Trois chercheurs du Centre interdisciplinaire d'études de l'islam dans le monde contemporain (Cismoc) à l'UCL, ont mené une étude sur les relations entre musulmans et non-musulmans à Bruxelles. Ses résultats viennent d’être rendus publics et ils sont alarmants. Ils concluent que «les crispations réciproques entre les musulmans et les non-musulmans à Bruxelles ont pris une ampleur inédite», rapporte le quotidien Le Soir ce jeudi.
«Un climat qui s'explique notamment par l'actualité internationale, des aspects démographiques et, surtout, une accumulation de fractures économique, sociale, ethnique et générationnelle», souligne l’agence de presse Belga.
Pour réaliser cette étude, les trois chercheurs ont fait quelque 150 entretiens. Quatre principaux thèmes ont été abordés avec les personnes interrogées, en l’occurrence les jeunes, les services publics, les entreprises et l'islamophobie. Des forums de discussion, invitant des groupes d'une dizaine d'individus - respectant les parités musulmans/non-musulmans et hommes/femmes - à venir parler de ces sujets, ont également été organisés.
Philipe et Yasmina
Parmi les participants, Philippe et Yasmina qui ont tous deux pris part au forum sur les discriminations en entreprise. Philippe, un non-musulman, responsable des ressources humaines dans une grosse entreprise à Bruxelles. Yasmina elle, qui participait en tant que musulmane, nettoie aujourd’hui des toilettes. Pourtant, elle est arrivée première de sa promotion en psychomotricité. Mais pour travailler dans son domaine, il fallait qu’elle enlève son voie, chose qu’elle refuse, explique Rtbf.be.
«Je veux bien qu’on me pose mille questions, mais aujourd’hui je ne veux pas qu’on décide à ma place [si je dois mettre ou non le foulard], comme je ne veux pas décider pour les autres», prévient Yasmina. Lors de ce forum, la jeune fille a pu expliquer aux chefs d’entreprises qui étaient en face son point de vue. «C’était un soulagement. Les chefs d’entreprises ont laissé place à cet espace pour qu’on puisse échanger. Et je me suis dit que finalement il y avait cet espoir, si on pouvait dialoguer», confie-t-elle.

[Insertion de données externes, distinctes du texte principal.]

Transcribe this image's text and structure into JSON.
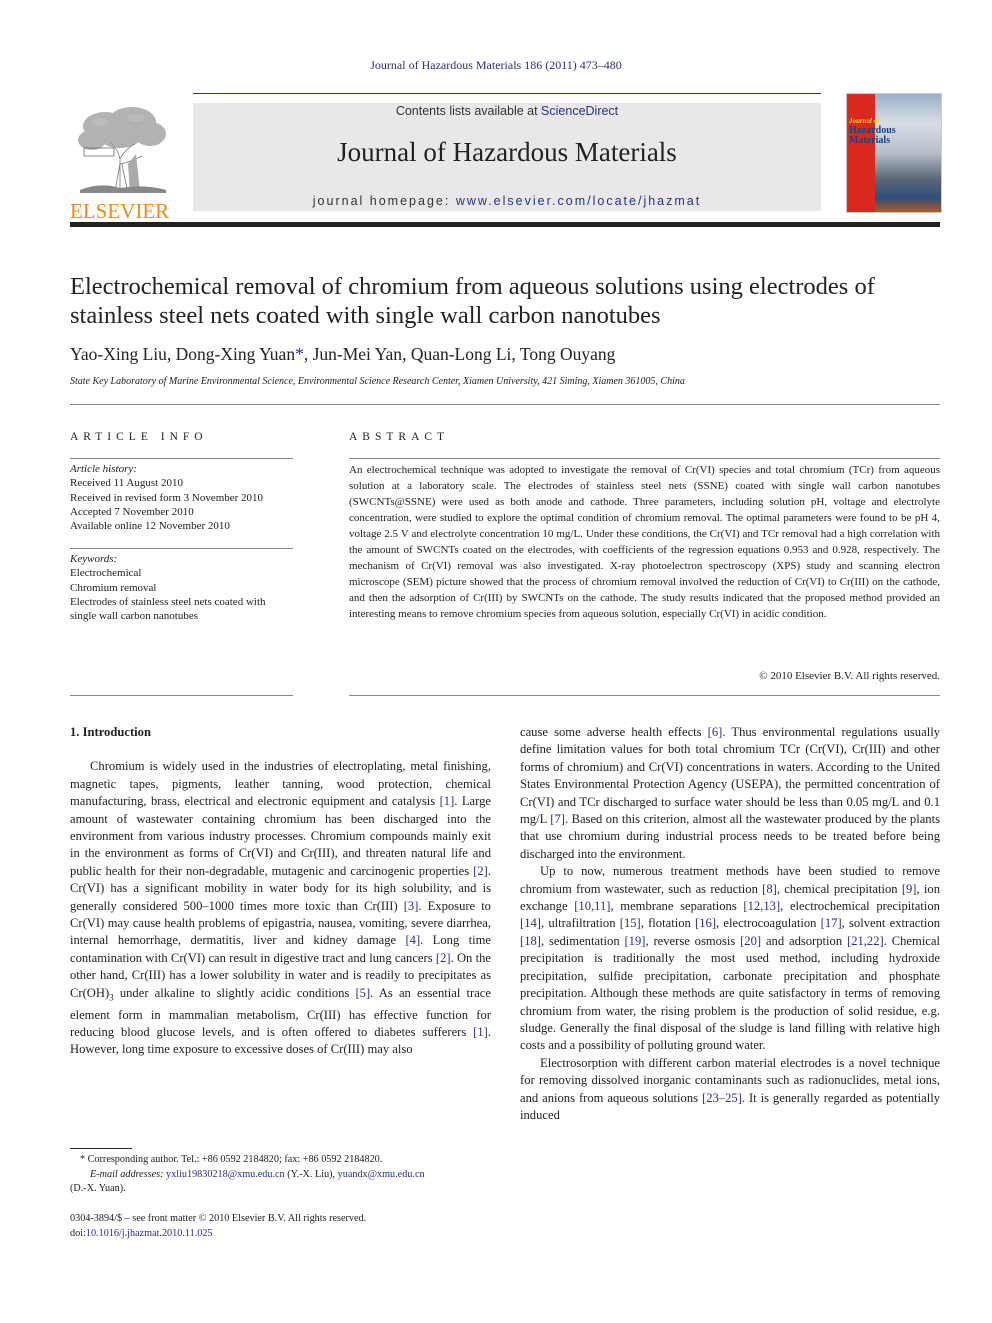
{
  "running_head": "Journal of Hazardous Materials 186 (2011) 473–480",
  "publisher": {
    "logo_text": "ELSEVIER",
    "logo_icon": "elsevier-tree-icon",
    "brand_color": "#f08a1c"
  },
  "banner": {
    "contents_prefix": "Contents lists available at ",
    "contents_link": "ScienceDirect",
    "journal_title": "Journal of Hazardous Materials",
    "homepage_prefix": "journal homepage: ",
    "homepage_link": "www.elsevier.com/locate/jhazmat",
    "link_color": "#2a2f8a"
  },
  "cover": {
    "line1": "Journal of",
    "line2": "Hazardous",
    "line3": "Materials",
    "accent_color": "#d9281e"
  },
  "article": {
    "title": "Electrochemical removal of chromium from aqueous solutions using electrodes of stainless steel nets coated with single wall carbon nanotubes",
    "authors": [
      {
        "name": "Yao-Xing Liu",
        "sep": ", "
      },
      {
        "name": "Dong-Xing Yuan",
        "mark": "*",
        "sep": ", "
      },
      {
        "name": "Jun-Mei Yan",
        "sep": ", "
      },
      {
        "name": "Quan-Long Li",
        "sep": ", "
      },
      {
        "name": "Tong Ouyang",
        "sep": ""
      }
    ],
    "affiliation": "State Key Laboratory of Marine Environmental Science, Environmental Science Research Center, Xiamen University, 421 Siming, Xiamen 361005, China"
  },
  "article_info": {
    "heading": "ARTICLE INFO",
    "history_label": "Article history:",
    "history": [
      "Received 11 August 2010",
      "Received in revised form 3 November 2010",
      "Accepted 7 November 2010",
      "Available online 12 November 2010"
    ],
    "keywords_label": "Keywords:",
    "keywords": [
      "Electrochemical",
      "Chromium removal",
      "Electrodes of stainless steel nets coated with single wall carbon nanotubes"
    ]
  },
  "abstract": {
    "heading": "ABSTRACT",
    "text": "An electrochemical technique was adopted to investigate the removal of Cr(VI) species and total chromium (TCr) from aqueous solution at a laboratory scale. The electrodes of stainless steel nets (SSNE) coated with single wall carbon nanotubes (SWCNTs@SSNE) were used as both anode and cathode. Three parameters, including solution pH, voltage and electrolyte concentration, were studied to explore the optimal condition of chromium removal. The optimal parameters were found to be pH 4, voltage 2.5 V and electrolyte concentration 10 mg/L. Under these conditions, the Cr(VI) and TCr removal had a high correlation with the amount of SWCNTs coated on the electrodes, with coefficients of the regression equations 0.953 and 0.928, respectively. The mechanism of Cr(VI) removal was also investigated. X-ray photoelectron spectroscopy (XPS) study and scanning electron microscope (SEM) picture showed that the process of chromium removal involved the reduction of Cr(VI) to Cr(III) on the cathode, and then the adsorption of Cr(III) by SWCNTs on the cathode. The study results indicated that the proposed method provided an interesting means to remove chromium species from aqueous solution, especially Cr(VI) in acidic condition.",
    "copyright": "© 2010 Elsevier B.V. All rights reserved."
  },
  "intro": {
    "heading": "1.  Introduction",
    "left_paragraphs": [
      [
        {
          "t": "Chromium is widely used in the industries of electroplating, metal finishing, magnetic tapes, pigments, leather tanning, wood protection, chemical manufacturing, brass, electrical and electronic equipment and catalysis "
        },
        {
          "r": "[1]"
        },
        {
          "t": ". Large amount of wastewater containing chromium has been discharged into the environment from various industry processes. Chromium compounds mainly exit in the environment as forms of Cr(VI) and Cr(III), and threaten natural life and public health for their non-degradable, mutagenic and carcinogenic properties "
        },
        {
          "r": "[2]"
        },
        {
          "t": ". Cr(VI) has a significant mobility in water body for its high solubility, and is generally considered 500–1000 times more toxic than Cr(III) "
        },
        {
          "r": "[3]"
        },
        {
          "t": ". Exposure to Cr(VI) may cause health problems of epigastria, nausea, vomiting, severe diarrhea, internal hemorrhage, dermatitis, liver and kidney damage "
        },
        {
          "r": "[4]"
        },
        {
          "t": ". Long time contamination with Cr(VI) can result in digestive tract and lung cancers "
        },
        {
          "r": "[2]"
        },
        {
          "t": ". On the other hand, Cr(III) has a lower solubility in water and is readily to precipitates as Cr(OH)"
        },
        {
          "sub": "3"
        },
        {
          "t": " under alkaline to slightly acidic conditions "
        },
        {
          "r": "[5]"
        },
        {
          "t": ". As an essential trace element form in mammalian metabolism, Cr(III) has effective function for reducing blood glucose levels, and is often offered to diabetes sufferers "
        },
        {
          "r": "[1]"
        },
        {
          "t": ". However, long time exposure to excessive doses of Cr(III) may also"
        }
      ]
    ],
    "right_paragraphs": [
      {
        "indent": false,
        "runs": [
          {
            "t": "cause some adverse health effects "
          },
          {
            "r": "[6]"
          },
          {
            "t": ". Thus environmental regulations usually define limitation values for both total chromium TCr (Cr(VI), Cr(III) and other forms of chromium) and Cr(VI) concentrations in waters. According to the United States Environmental Protection Agency (USEPA), the permitted concentration of Cr(VI) and TCr discharged to surface water should be less than 0.05 mg/L and 0.1 mg/L "
          },
          {
            "r": "[7]"
          },
          {
            "t": ". Based on this criterion, almost all the wastewater produced by the plants that use chromium during industrial process needs to be treated before being discharged into the environment."
          }
        ]
      },
      {
        "indent": true,
        "runs": [
          {
            "t": "Up to now, numerous treatment methods have been studied to remove chromium from wastewater, such as reduction "
          },
          {
            "r": "[8]"
          },
          {
            "t": ", chemical precipitation "
          },
          {
            "r": "[9]"
          },
          {
            "t": ", ion exchange "
          },
          {
            "r": "[10,11]"
          },
          {
            "t": ", membrane separations "
          },
          {
            "r": "[12,13]"
          },
          {
            "t": ", electrochemical precipitation "
          },
          {
            "r": "[14]"
          },
          {
            "t": ", ultrafiltration "
          },
          {
            "r": "[15]"
          },
          {
            "t": ", flotation "
          },
          {
            "r": "[16]"
          },
          {
            "t": ", electrocoagulation "
          },
          {
            "r": "[17]"
          },
          {
            "t": ", solvent extraction "
          },
          {
            "r": "[18]"
          },
          {
            "t": ", sedimentation "
          },
          {
            "r": "[19]"
          },
          {
            "t": ", reverse osmosis "
          },
          {
            "r": "[20]"
          },
          {
            "t": " and adsorption "
          },
          {
            "r": "[21,22]"
          },
          {
            "t": ". Chemical precipitation is traditionally the most used method, including hydroxide precipitation, sulfide precipitation, carbonate precipitation and phosphate precipitation. Although these methods are quite satisfactory in terms of removing chromium from water, the rising problem is the production of solid residue, e.g. sludge. Generally the final disposal of the sludge is land filling with relative high costs and a possibility of polluting ground water."
          }
        ]
      },
      {
        "indent": true,
        "runs": [
          {
            "t": "Electrosorption with different carbon material electrodes is a novel technique for removing dissolved inorganic contaminants such as radionuclides, metal ions, and anions from aqueous solutions "
          },
          {
            "r": "[23–25]"
          },
          {
            "t": ". It is generally regarded as potentially induced"
          }
        ]
      }
    ]
  },
  "footnote": {
    "mark": "*",
    "corresponding": "Corresponding author. Tel.: +86 0592 2184820; fax: +86 0592 2184820.",
    "email_label": "E-mail addresses:",
    "email1": "yxliu19830218@xmu.edu.cn",
    "email1_owner": " (Y.-X. Liu), ",
    "email2": "yuandx@xmu.edu.cn",
    "email2_owner": "(D.-X. Yuan)."
  },
  "front_matter": {
    "issn_line": "0304-3894/$ – see front matter © 2010 Elsevier B.V. All rights reserved.",
    "doi_prefix": "doi:",
    "doi": "10.1016/j.jhazmat.2010.11.025"
  }
}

Phillipe, lui aussi, a apprécié l’initiative. «La confrontation d’idées a vraiment eu lieu. Et c’était intéressant car il est rare que le climat soit favorable, positif, et nous permette d’aborder ces thèmes-là. Alors, au terme de ces débats, les lignes n’avaient pas bougé», indique-t-il à la même source.
La séparation
Selon le rapport de l’étude, il y a certes une volonté de vivre-ensemble chez les deux groupes, mais elle ne suffit pas. «En dépit de l’existence de dynamiques silencieuses qui témoignent d’une certaine normalisation, d’un lent apprivoisement réciproque, et malgré l’établissement possible de liens d’amitié ou même d’intimité entre des musulmans et des non-musulmans, s’en suivent des relations concrètes qui, le plus souvent, vont de la perplexité, de la mise à distance réciproque, de l’hostilité latente à la confrontation verbale parfois virulente», explique-t-on dans le document.
«Pour le moment, on voit la spirale de la séparation qui s’accentue, malgré les bonnes volontés des uns et des autres, ce sont les discours extrémistes qui mènent à cette séparation. Il y a vraiment des fantasmes sur les uns et les autres qui se renforcent parce qu’ils ne sont pas débattus», explique Brigitte Maréchal, sociologue de l’islam.
Aussi, selon l’étude, «les images développées sur le foulard ou la consommation d’alcool sont parfois tellement déconnectées des réalités que les interpellations ainsi formulées apparaissent tout simplement inaudibles». Les non-musulmans perçoivent souvent le foulard comme une revendication forte d'une identité ou une agression, alors que les musulmans voient dans l’alcool, le symbole d’une société occidentale dépravée.
«Chacun est sûr que ses propres certitudes sont les meilleures», ajoute Brigitte Maréchal. Pour y remédier, la spécialiste est convaincue qu’il n’y a pas mieux qu’une meilleure formation à l’avenir pour expliquer, recontextualiser et replacer les choses dans l’histoire.